SAĞLIKLI BİR DEĞERLENDİRME İÇİN:
“Karne ve okul başarısının hayattaki en önemli şey olmadığını, onu her şartta sevip ve kabul edeceğinizi söyleyerek işe başlayın. Her çocuk kendine özgü yetenek ve ilgileri olan bir bireydir ve her çocuğun zekası parmak izi kadar farklıdır. Bu nedenle onu başkası ile kıyaslamayın. Düşük notları konusunda suçlayıcı davranmayın, cezalandırmaya gitmeyin. Cezalandırma ve suçlama çocuğa hangi konuda yanlış yaptığını ve neyi düzeltmesi gerektiğini öğretmediği gibi çocuğun motivasyonunu da düşürür. Onun yerine kendisini geliştirmesi konusunda ona inandığınızı belirtin ve nasıl destek olabileceğinizi sorun. Kendini yetersiz gördüğü konulara ilişkin birlikte bir değerlendirme yapın ve ikinci döneme ilişkin ulaşılabilir hedefler belirleyin. Bu konuda geçmişte başarılı olduğu konuları örnek vererek umut aşılayın.
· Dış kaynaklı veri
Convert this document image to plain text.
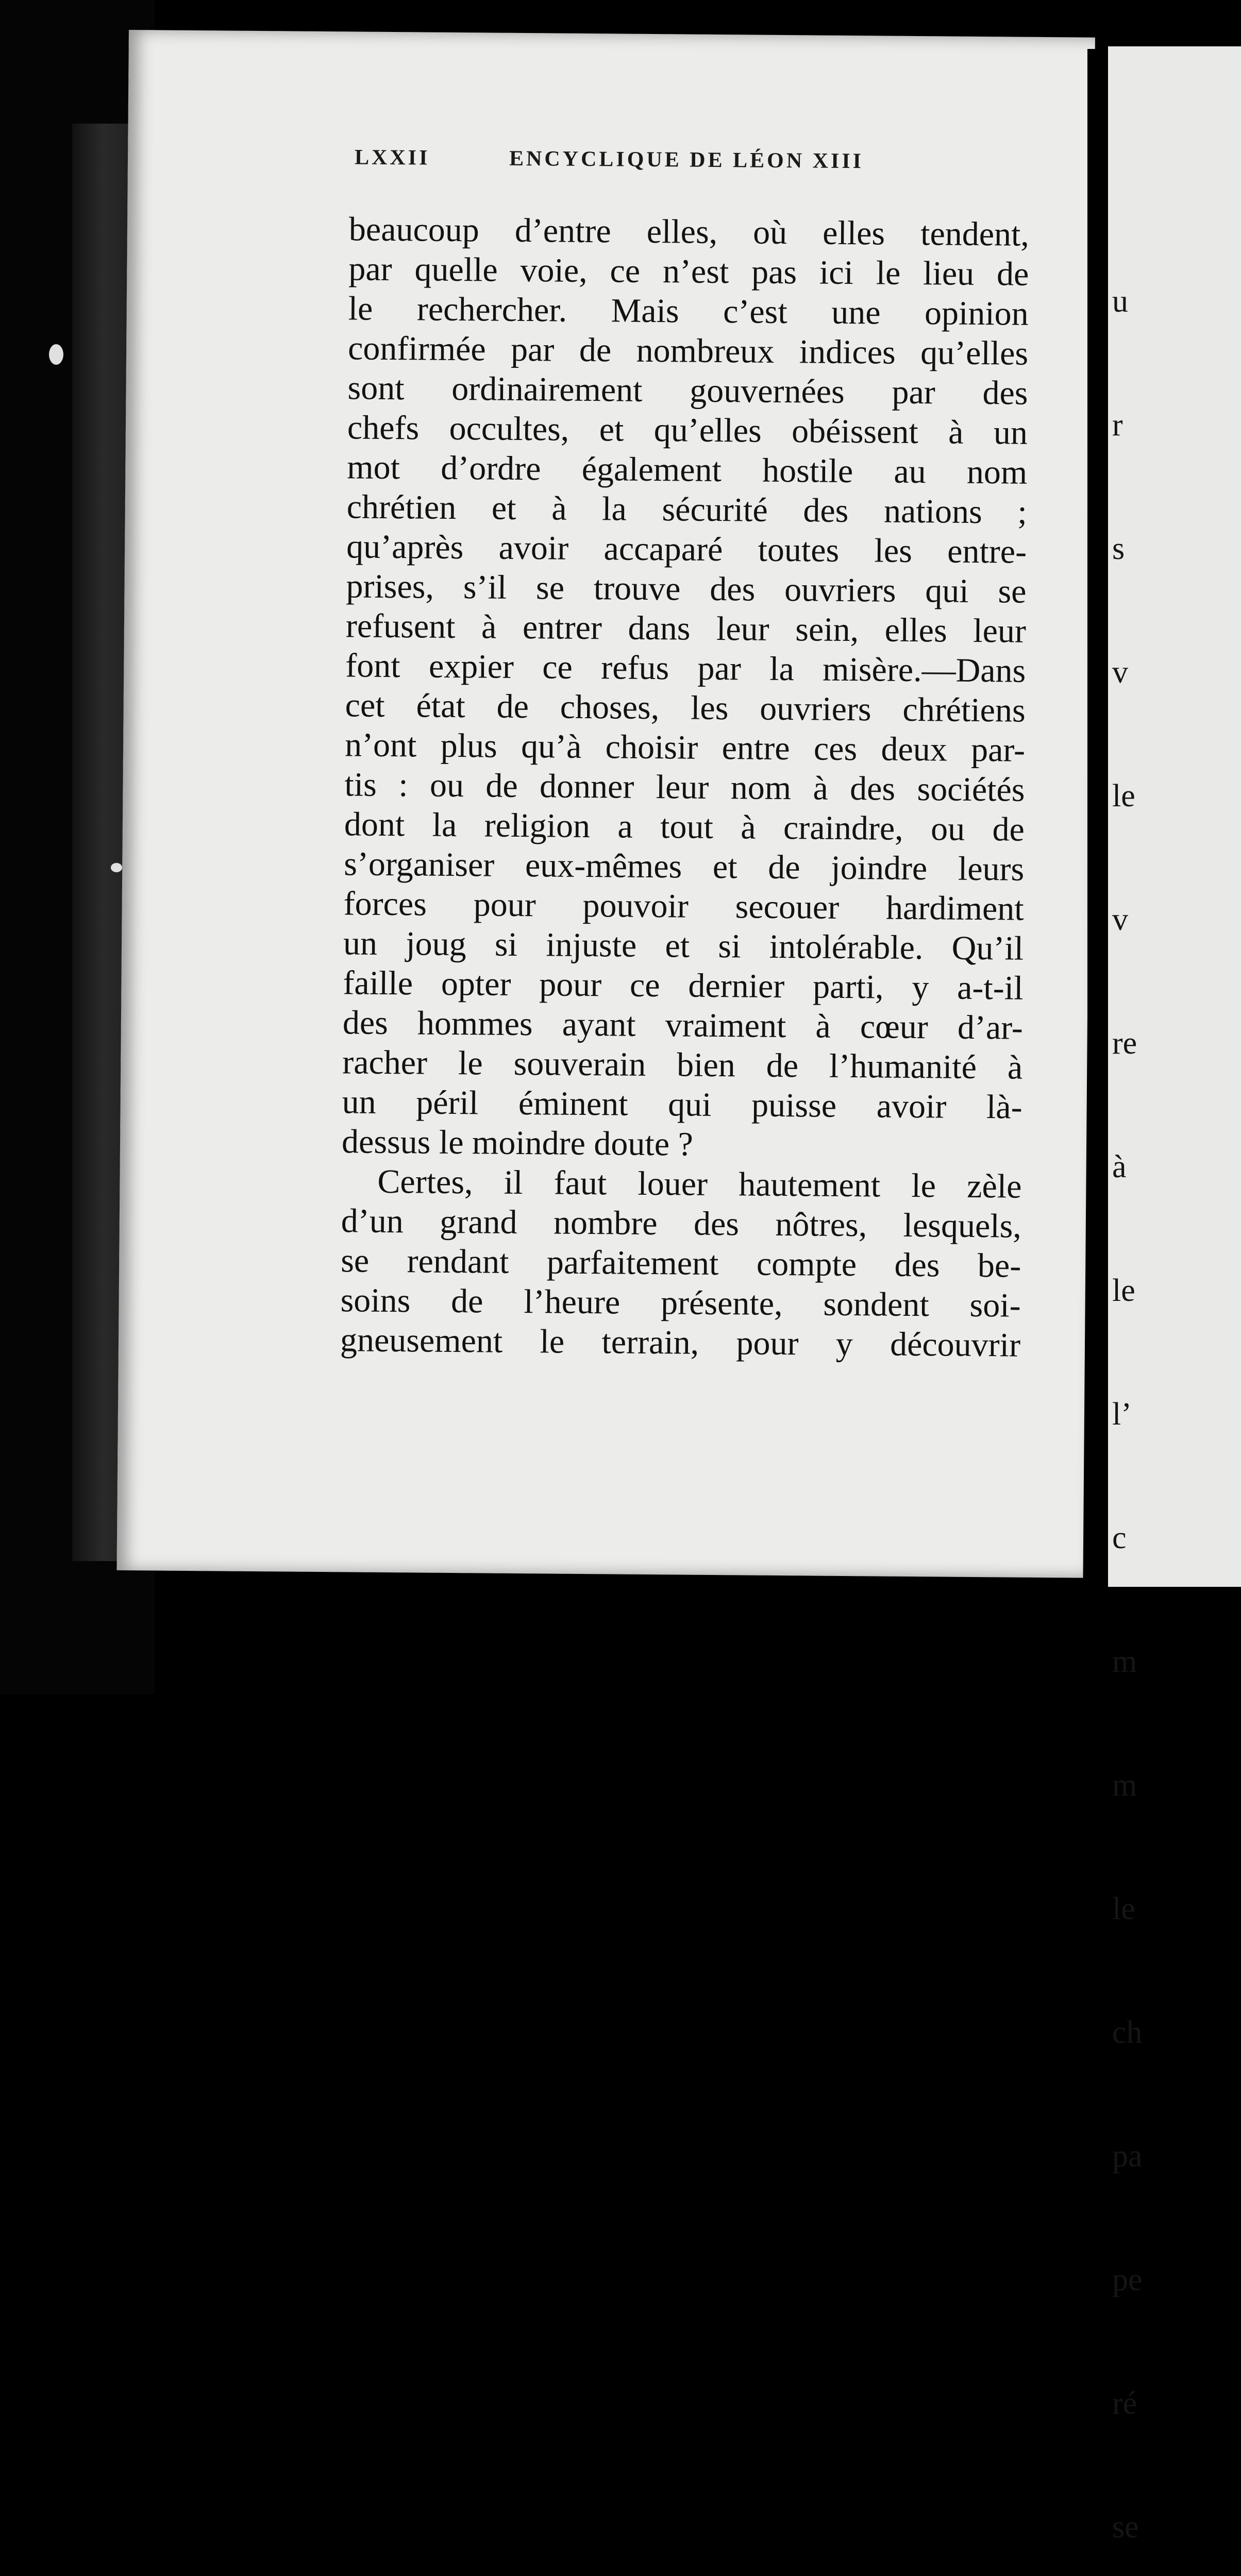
LXXII	ENCYCLIQUE DE LÉON XIII
beaucoup d’entre elles, où elles tendent,
par quelle voie, ce n’est pas ici le lieu de
le rechercher. Mais c’est une opinion
confirmée par de nombreux indices qu’elles
sont ordinairement gouvernées par des
chefs occultes, et qu’elles obéissent à un
mot d’ordre également hostile au nom
chrétien et à la sécurité des nations ;
qu’après avoir accaparé toutes les entre-
prises, s’il se trouve des ouvriers qui se
refusent à entrer dans leur sein, elles leur
font expier ce refus par la misère.—Dans
cet état de choses, les ouvriers chrétiens
n’ont plus qu’à choisir entre ces deux par-
tis : ou de donner leur nom à des sociétés
dont la religion a tout à craindre, ou de
s’organiser eux-mêmes et de joindre leurs
forces pour pouvoir secouer hardiment
un joug si injuste et si intolérable. Qu’il
faille opter pour ce dernier parti, y a-t-il
des hommes ayant vraiment à cœur d’ar-
racher le souverain bien de l’humanité à
un péril éminent qui puisse avoir là-
dessus le moindre doute ?
Certes, il faut louer hautement le zèle
d’un grand nombre des nôtres, lesquels,
se rendant parfaitement compte des be-
soins de l’heure présente, sondent soi-
gneusement le terrain, pour y découvrir

u

r

s

v

le

v

re

à

le

l’

c

m

m

le

ch

pa

pe

ré

se
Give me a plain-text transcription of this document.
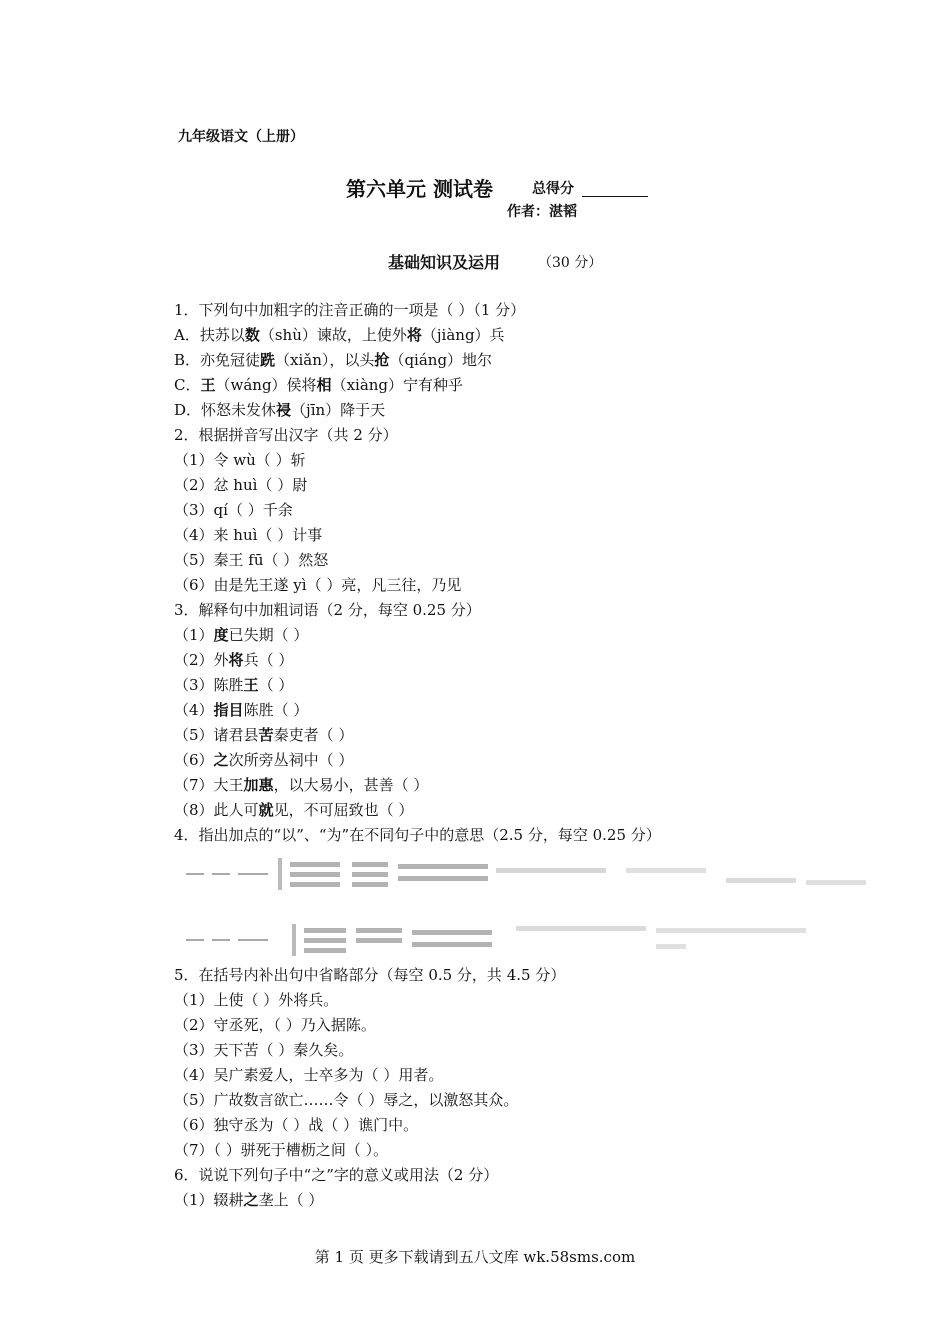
九年级语文（上册）
第六单元 测试卷	总得分
作者：湛韬
基础知识及运用	（30 分）
1．下列句中加粗字的注音正确的一项是（ ）（1 分）
A．扶苏以数（shù）谏故，上使外将（jiàng）兵
B．亦免冠徒跣（xiǎn），以头抢（qiáng）地尔
C．王（wáng）侯将相（xiàng）宁有种乎
D．怀怒未发休祲（jīn）降于天
2．根据拼音写出汉字（共 2 分）
（1）令 wù（ ）斩
（2）忿 huì（ ）尉
（3）qí（ ）千余
（4）来 huì（ ）计事
（5）秦王 fū（ ）然怒
（6）由是先王遂 yì（ ）亮，凡三往，乃见
3．解释句中加粗词语（2 分，每空 0.25 分）
（1）度已失期（ ）
（2）外将兵（ ）
（3）陈胜王（ ）
（4）指目陈胜（ ）
（5）诸君县苦秦吏者（ ）
（6）之次所旁丛祠中（ ）
（7）大王加惠，以大易小，甚善（ ）
（8）此人可就见，不可屈致也（ ）
4．指出加点的“以”、“为”在不同句子中的意思（2.5 分，每空 0.25 分）
5．在括号内补出句中省略部分（每空 0.5 分，共 4.5 分）
（1）上使（ ）外将兵。
（2）守丞死，（ ）乃入据陈。
（3）天下苦（ ）秦久矣。
（4）吴广素爱人，士卒多为（ ）用者。
（5）广故数言欲亡……令（ ）辱之，以激怒其众。
（6）独守丞为（ ）战（ ）谯门中。
（7）（ ）骈死于槽枥之间（ ）。
6．说说下列句子中“之”字的意义或用法（2 分）
（1）辍耕之垄上（ ）
第 1 页 更多下载请到五八文库 wk.58sms.com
Karne notu ne olursa olsun bir dönemin bitmesinin her öğrenci için tatilin başlaması anlamına geldiğini ve çocuğunuzun, dinlenmeye, oynamaya ve enerji toplamaya da ihtiyacı olduğunu unutmayın. Birlikte geçireceğiniz vakitler ve ortak uğraşlar yaratmaya gayret edin. Akıllı telefon ve tabletle için yaşına uygun sınırlamalar getirin. Okuldan tamamen kopmaması için de günde 1 saati geçmeyecek ödev ya da okuma zamanları oluşturun.”
TERAPİDER olarak tüm öğrencilerimize ve öğretmenlerimize keyifli, huzurlu ve sağlıklı bir yarıyıl tatili diliyoruz.